Everyone a Scientist
Have you ever listened to an eight year-old ponder the clouds? Her questions are dreamy, imaginative, big.
Could I pull them apart?
Why do they change so fast?
What if we froze one?
Do different types of clouds appear during different seasons?
What is so interesting about this line of questioning is that it is the purest example of scientific inquiry. Children, by their nature, approach the world with scientific habits of mind. They ask huge, often counterintuitive questions with an open mind and tend not to attach themselves to a specific outcome. They are poised to evaluate the data they uncover by building their understanding of the world around them.
And the way we teach science in most schools currently omits this from science and focuses on established knowledge and reenacting past experiments.
No one believes that one can learn to write without writing. But for too long, we have believed that science can be taught without doing science. Learning established knowledge is certainly an important part of the curriculum, but if children are not doing science, we are not teaching them science.
Data and research results now underpin daily life and certainly dominate many critical issues of government policy today and in the future. Being able to engage in decision making depends on having scientific habits of mind – the understanding of the research approach and the ability to evaluate data and ask critical questions. In this light, it can hardly be surprising that there is so much confusion regarding climate change and other important issues. The fact is, neither politicians, nor the media, nor the general public has been taught to reason with data and to ask key questions. So, it is no wonder we cannot come to a consensus about the most basic issues that we face regarding the welfare of our planet. Democracy requires citizens who have had a chance to do science as part of their education.

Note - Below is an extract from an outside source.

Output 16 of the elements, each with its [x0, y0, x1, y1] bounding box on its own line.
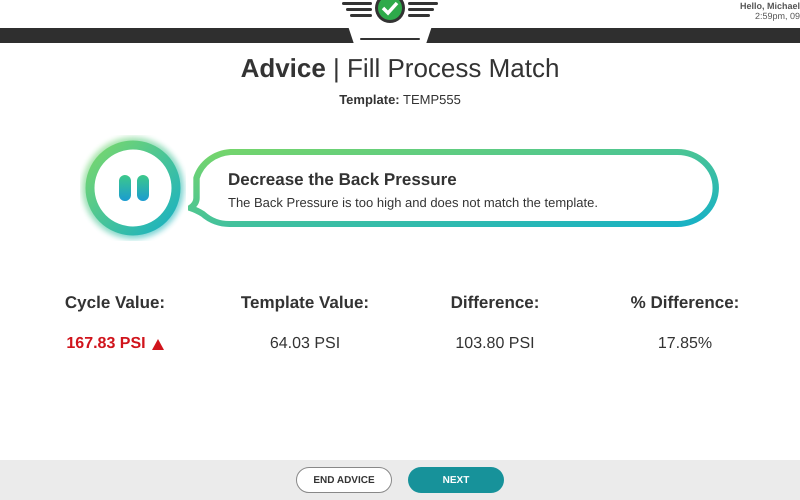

The good news is that the means to solve this problem are readily available.
Backyards and school yards make terrific laboratories and they’re free and available. The means to take many environmental measurements are inexpensive or free. Questions about these data are within the intellectual reach of even young students. We must encourage children to be the innate observers of the world around them that they already are. This is the starting point of doing science. One goes from observations to ideas about what is seen and questions to answer. Choosing answerable questions, doing careful, consistent measurements, assembling and analyzing data, reasoning to conclusions, and presenting results take a child from mere curiosity to actually doing science.
Today in education, assessment is required. There are many complaints about teaching to the test. What is needed is to teach through the test rather than to it. To judge how well a student has learned to write, the student needs to write something that can be evaluated. To evaluate science learning, the student needs to do a research project and present it for evaluation. Today there is an extensive network of science fairs that provide just this type of evaluation. Instead of using them to look for prodigies and those destined to be professional scientists, fairs should evaluate student work using rubrics aimed at determining how well scientific habits of mind have been developed.
Helping to address environmental questions and challenges, whether local, regional or global in scope, motivates youth. Doing environmental citizen science affords them a chance to contribute to their world and community.
Then and only then can we have a populace that isn’t intimidated by science, hostile to it, or naively deferential to it. We will have a nation of scientific thinkers and problem solvers.